It has always been extraordinarily hard for me to keep consistency with going to the gym. I hated it. It still isn’t my favorite thing to do.
However, I knew I had to make a change, but I needed to figure out why I despised going to the gym. What could I do to make it somewhat more pleasant?
It started with the fact that I was not the type of person who could go to the gym and be left to my own devices. I needed either a trainer or take a class and since a trainer was super expensive I opted to take the classes that were included with my membership. No matter what class I took- I was always surrounded by mirrors.
I could see my fat jiggle. I hated when my shirt would come up and expose my pudgy tummy. I couldn’t keep up with the others during Zumba or Pilates. There was so much self-loathing and anxiety built up around this that it was becoming harder to even go to the gym than the actual workout. I kept thinking that people were judging me for what I couldn’t do… I wasn’t doing the moves right. I wasn’t able to complete the reps.
And no way could I even go near the gym equipment! I would freak out so bad if I didn’t know how to use it (or make adjustments) or especially if the gym became crowded. THAT was the worse! I even saved up to get a personal trainer since that would take me out of the gym classes. It helped for a little bit but I get bored easily doing the same type of workouts. I needed to take classes in order to keep it fresh. And eventually the sessions with the trainer ended and I was back to figuring out where to go from there.
It just became so powerfully negative that I knew eventually I would just stop going to the gym again. Like all the times before. I needed to do something to bring more positivity- something that was initially just for me. This was my problem. I needed to focus on something to keep my mind from thinking about what anyone else was doing. To help keep those irrational thoughts and anxiety at bay. So if my problems started with looking at the mirror, maybe I should start there.
I designed three shirts for myself:
I Got This
I am Strong
I am my own Hero
You will notice Beast Mode- that one was for my fiance | I will do a dedicated blog post (or a microblog on Mirror Me Fitness IG account) for the reasons behind those designs.
As silly as it may seem, the shirts helped to keep my focus strong. It was something for me to look at and ignore all the stupid crap that was trying to force its ugly head into my workout time. The words were for me to read. It kept me motivated. It made me happy! And that was all that mattered.
My family saw the shirts, asked why they were “mirrored” and they fell in love with the concept. I started showing them to my friends who I found out were on the same boat as me.
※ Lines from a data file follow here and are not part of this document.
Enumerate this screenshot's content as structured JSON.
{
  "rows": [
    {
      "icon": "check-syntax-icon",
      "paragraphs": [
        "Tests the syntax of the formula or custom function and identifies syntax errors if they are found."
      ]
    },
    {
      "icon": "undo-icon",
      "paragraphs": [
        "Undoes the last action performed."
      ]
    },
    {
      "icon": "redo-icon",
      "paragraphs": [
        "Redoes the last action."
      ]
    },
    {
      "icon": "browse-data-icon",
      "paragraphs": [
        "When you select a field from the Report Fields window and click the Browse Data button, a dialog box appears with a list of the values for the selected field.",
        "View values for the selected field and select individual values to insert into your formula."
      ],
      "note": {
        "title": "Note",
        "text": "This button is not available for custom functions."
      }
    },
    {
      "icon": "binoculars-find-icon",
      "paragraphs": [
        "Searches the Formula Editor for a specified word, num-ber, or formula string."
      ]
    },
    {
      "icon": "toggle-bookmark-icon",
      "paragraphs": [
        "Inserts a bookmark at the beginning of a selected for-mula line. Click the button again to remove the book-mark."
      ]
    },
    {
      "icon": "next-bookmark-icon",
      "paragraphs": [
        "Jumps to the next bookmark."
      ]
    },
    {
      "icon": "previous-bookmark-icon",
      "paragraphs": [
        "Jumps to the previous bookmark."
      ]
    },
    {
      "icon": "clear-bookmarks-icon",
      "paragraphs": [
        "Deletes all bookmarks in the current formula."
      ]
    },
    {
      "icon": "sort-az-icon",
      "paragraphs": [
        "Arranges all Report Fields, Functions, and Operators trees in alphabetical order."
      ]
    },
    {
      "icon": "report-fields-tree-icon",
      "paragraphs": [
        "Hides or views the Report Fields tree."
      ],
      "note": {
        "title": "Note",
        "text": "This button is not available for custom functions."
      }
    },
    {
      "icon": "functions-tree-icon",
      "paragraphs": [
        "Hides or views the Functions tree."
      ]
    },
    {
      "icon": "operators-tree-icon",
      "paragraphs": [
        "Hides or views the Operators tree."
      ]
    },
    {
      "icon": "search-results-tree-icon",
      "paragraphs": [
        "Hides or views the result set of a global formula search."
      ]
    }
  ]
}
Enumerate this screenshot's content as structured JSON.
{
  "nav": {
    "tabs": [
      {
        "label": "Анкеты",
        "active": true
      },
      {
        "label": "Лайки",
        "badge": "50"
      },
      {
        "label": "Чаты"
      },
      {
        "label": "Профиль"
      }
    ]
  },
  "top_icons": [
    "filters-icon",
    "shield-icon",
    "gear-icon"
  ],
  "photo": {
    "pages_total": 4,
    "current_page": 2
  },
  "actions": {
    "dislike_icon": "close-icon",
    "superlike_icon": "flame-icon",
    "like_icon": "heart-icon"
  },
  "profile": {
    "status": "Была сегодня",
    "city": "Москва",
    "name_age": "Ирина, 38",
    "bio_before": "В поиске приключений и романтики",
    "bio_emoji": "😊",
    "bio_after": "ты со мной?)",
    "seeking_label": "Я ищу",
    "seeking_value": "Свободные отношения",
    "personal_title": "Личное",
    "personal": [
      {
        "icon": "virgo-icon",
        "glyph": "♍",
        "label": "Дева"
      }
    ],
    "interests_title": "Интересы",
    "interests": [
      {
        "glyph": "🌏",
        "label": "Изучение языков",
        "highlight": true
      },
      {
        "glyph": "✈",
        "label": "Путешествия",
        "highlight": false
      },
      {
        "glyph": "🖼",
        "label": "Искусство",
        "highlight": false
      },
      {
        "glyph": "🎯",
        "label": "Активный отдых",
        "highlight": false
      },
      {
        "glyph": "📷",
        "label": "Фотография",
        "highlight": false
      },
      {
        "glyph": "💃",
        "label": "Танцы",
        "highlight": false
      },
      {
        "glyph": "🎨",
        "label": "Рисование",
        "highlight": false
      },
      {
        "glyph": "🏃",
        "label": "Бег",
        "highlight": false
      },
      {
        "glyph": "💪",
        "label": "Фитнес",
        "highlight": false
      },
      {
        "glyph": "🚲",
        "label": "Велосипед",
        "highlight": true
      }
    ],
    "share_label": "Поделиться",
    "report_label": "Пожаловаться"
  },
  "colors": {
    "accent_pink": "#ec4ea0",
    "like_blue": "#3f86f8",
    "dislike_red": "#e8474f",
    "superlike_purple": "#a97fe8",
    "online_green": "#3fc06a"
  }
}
I thought I was the only one who felt this way, but after speaking about it I found out I wasn’t alone. It was normal to feel this way for some people. Some people got over it, some didn’t go back to the gym.
So with the encouragement of my family and friends Mirror Me Fitness was born. Honestly, I thought people would think the concept and the designs were stupid. I ended up growing the designs and launching new collections. I still have more plans for new designs to come in the future, but I wanted you to know about the beginning of this story.
Maybe you can relate to it or have more ideas of how I can better handle myself at the gym. For some of you – you don’t need words of encouragement, and that’s great! For others… well maybe you are more like me and these designs can help you too. This blog will be dedicated to the more personal side of the brand. Not only the journey of Mirror Me Fitness but my own personal fitness journey and how I try to deal with this ongoing struggle. I am no fitness expert. This is just the personal story that is connected to the brand.